L’Aquila e il “pasticciaccio” del Palazzetto dello Sport dei giapponesi

Nell’area di Centi Colella, adiacente al Centro Sportivo Universitario, dovrebbe sorgere il nuovo palazzetto dello sport aquilano, regalo del Giappone, promessa del dopo sisma, da ben 5,7 milioni di euro.

L’area, recintata, non e’ pero’ al momento interessata da lavori. Cantiere chiuso. Questo da dopo Natale quando l’impresa ha fermato i lavori, impresa scelta direttamente dai Giapponesi per la realizzazione. Cinque mesi di stop per un problema che, piu’ che un problema, appare come un vero e proprio paradosso.
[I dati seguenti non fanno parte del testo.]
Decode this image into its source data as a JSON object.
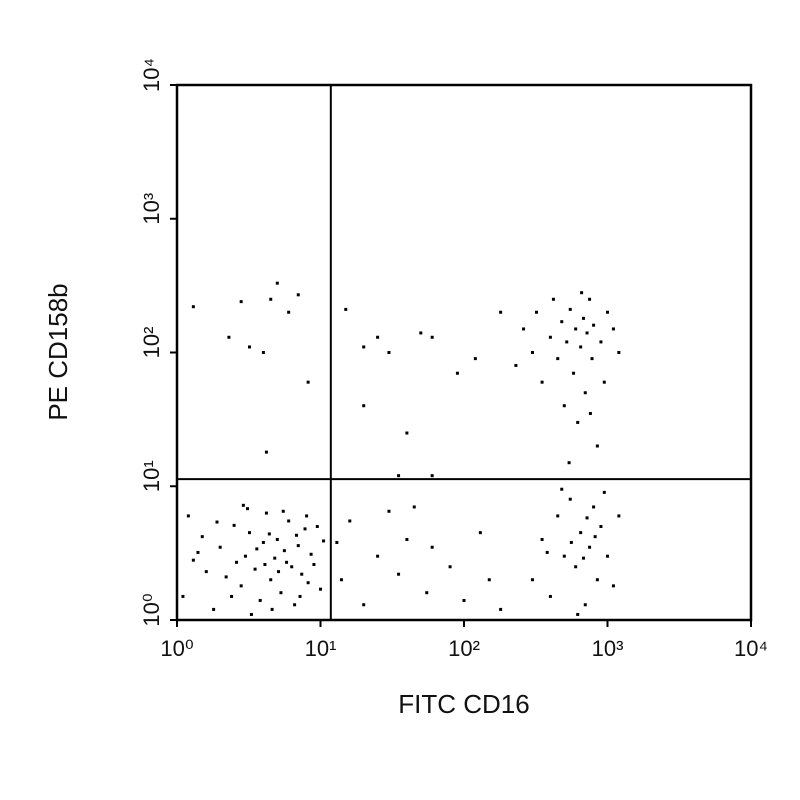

Gli isolatori sismici, scelti direttamente da uno dei paesi piu’ sismici ed esposti a terremoti, non vanno bene e non possono essere montati sull’opera in quanto sprovvisti di marchio CEE. Manca la certificazione europea e dunque l’iter per chiedere a Bruxelles di ottemperare portera’ via altro tempo.

Ci si chiede di chi sia la responsabilita’ e soprattutto chi paghera’ i costi aggiuntivi che l’impresa si trovera’ a sostenere. Appare evidente che in sede di approvazione del progetto il Comun forse non abbia valutato bene questa eventualita’ perche’ a questo aspetto sicuramente ci si doveva e poteva pensare prima di iniziare i lavori e approvare il progetto stesso.

Fatto sta che ci si ritrova con 5,7 milioni di euro fermi, un cantiere chiuso, un iter da portare avanti presso Bruxelles e ancora pochi spazi in citta’ dove fare sport.

Di mezzo il cambio poltrone. Perche’ se della questione si erano occupati l’assessore allo sport e quello alle opere pubbliche adesso a dipanare la matassa ci sara’ il nuovo assessore che ha preso l’incarico del precedente Moroni e dunque spettera’ all’avvocato Maurizio Capri dare qualche rassicurazione agli sportivi aquilani e non soprattutto sui tempi.

Vale la pena ricordare che la prima pietra del palazzetto era stata posta il 16 Settembre del 2014 dopo ben cinque anni di ritardi. Difficile immaginare che si riesca a rispettare il tempo previsto per la riconsegna vale a dire Agosto 2015. Perche’ al momento e’ tutto fermo.